Correct Answer: direction of the magnetic field reverses

Explanation:


Introduction / Context:
The polarity of an electromagnet is determined by the direction of current through its windings. Understanding how field direction responds to current reversal is essential in devices like relays, solenoids, and rotating machines.


Given Data / Assumptions:

  • Single coil carrying current I.
  • Current reverses to −I while magnitude may remain the same.
  • Core material and geometry unchanged.


Concept / Approach:

Using the right-hand rule (for conventional current), curling fingers in the direction of coil current gives the direction of magnetic field lines through the core. Reversing current flips the field direction end-for-end, swapping the north and south poles of the electromagnet.


Step-by-Step Solution:

Initial current I → field points from core south to north.Reverse current −I → field flips direction 180 degrees.The resulting field has the same magnitude (if |I| unchanged) but opposite polarity.

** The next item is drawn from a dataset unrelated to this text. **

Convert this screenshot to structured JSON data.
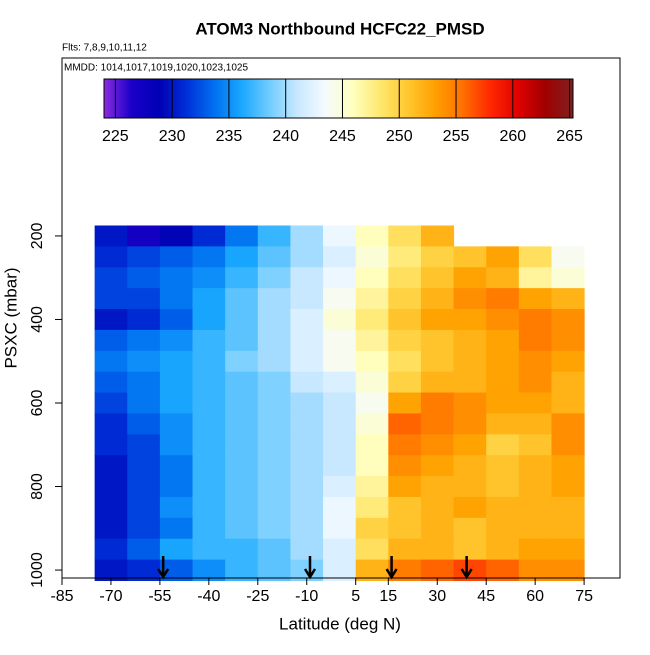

Verification / Alternative check:

This is consistent with MMF = N * I: MMF changes sign with current sign, hence field direction reverses. Magnetic flux promptly reorients following the new magnetizing force.


Why Other Options Are Wrong:

'Remains unchanged' ignores current direction. 'Expands' or 'collapses permanently' misstate transient effects; no permanent collapse occurs on simple reversal. 'Field intensity doubles' is unsupported without doubling current magnitude.


Common Pitfalls:

Confusing current magnitude changes with direction changes; mixing electron flow and conventional current without a consistent rule can cause sign errors.